Ben de yukarı çıktım. Altımda ki şortu çıkarıp yerine dar bir pantolon giydim. Saçlarımı taradım. Telefonumun zil sesini duyunca abimin aradığını gördüm. Hızla telefonu açıp kulağıma götürdüm. "Efendim." "Balım iyi misin?" Dedi şefkatle. "Aynıyım. Değişen bir şey yok." "Seni almaya geliyim mi?" Dedi. "Hayır, gerek yok."
"Tamam birtanem. O herif sana bir şey yaparsa beni hemen arıyorsun." Benim bir şey söylememe izin vermeden kapadı telefonu. Aşağı geri indim. "Gürkan sen istersen git. Ben evde kalırım tek başıma. Ateş'e de söylemem merak etme." Dedim. Bana şüpheli gözlerle baktı. "Kendimi falan da asmam.

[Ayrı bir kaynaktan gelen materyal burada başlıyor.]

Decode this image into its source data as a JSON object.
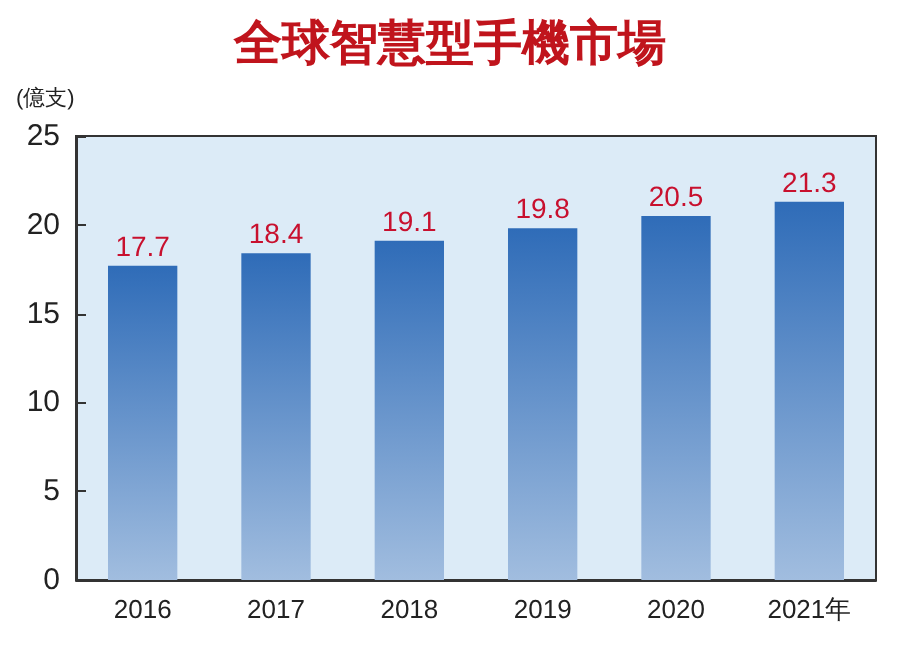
{
  "chart_data": {
    "type": "bar",
    "title": "全球智慧型手機市場",
    "ylabel": "(億支)",
    "categories": [
      "2016",
      "2017",
      "2018",
      "2019",
      "2020",
      "2021年"
    ],
    "values": [
      17.7,
      18.4,
      19.1,
      19.8,
      20.5,
      21.3
    ],
    "color": "#2f6cb8",
    "ylim": [
      0,
      25
    ],
    "yticks": [
      0,
      5,
      10,
      15,
      20,
      25
    ],
    "grid": false,
    "data_labels": true
  }
}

Yemin ederim." Dedim telaşla. Güldü. "Tamam, ben gidiyorum. Ama sakın Ateş'e söyleme. Kellemi alır o psikopat." "Ya ne demezsin." Dedim ve gülümsedim. İçten gelen bir gülümsemeden çok uzakta, yapmacık bir gülümsemeydi.
Gürkan gidince içime ağlama isteği doğdu. Bu gün kendimde olmak istemiyordum. Bu gün sarhoş olmak istiyordum. Sarhoş olup her şeyi dalgaya vurmak istiyordum. Bir anlığına her şeyi unutmak istiyordum.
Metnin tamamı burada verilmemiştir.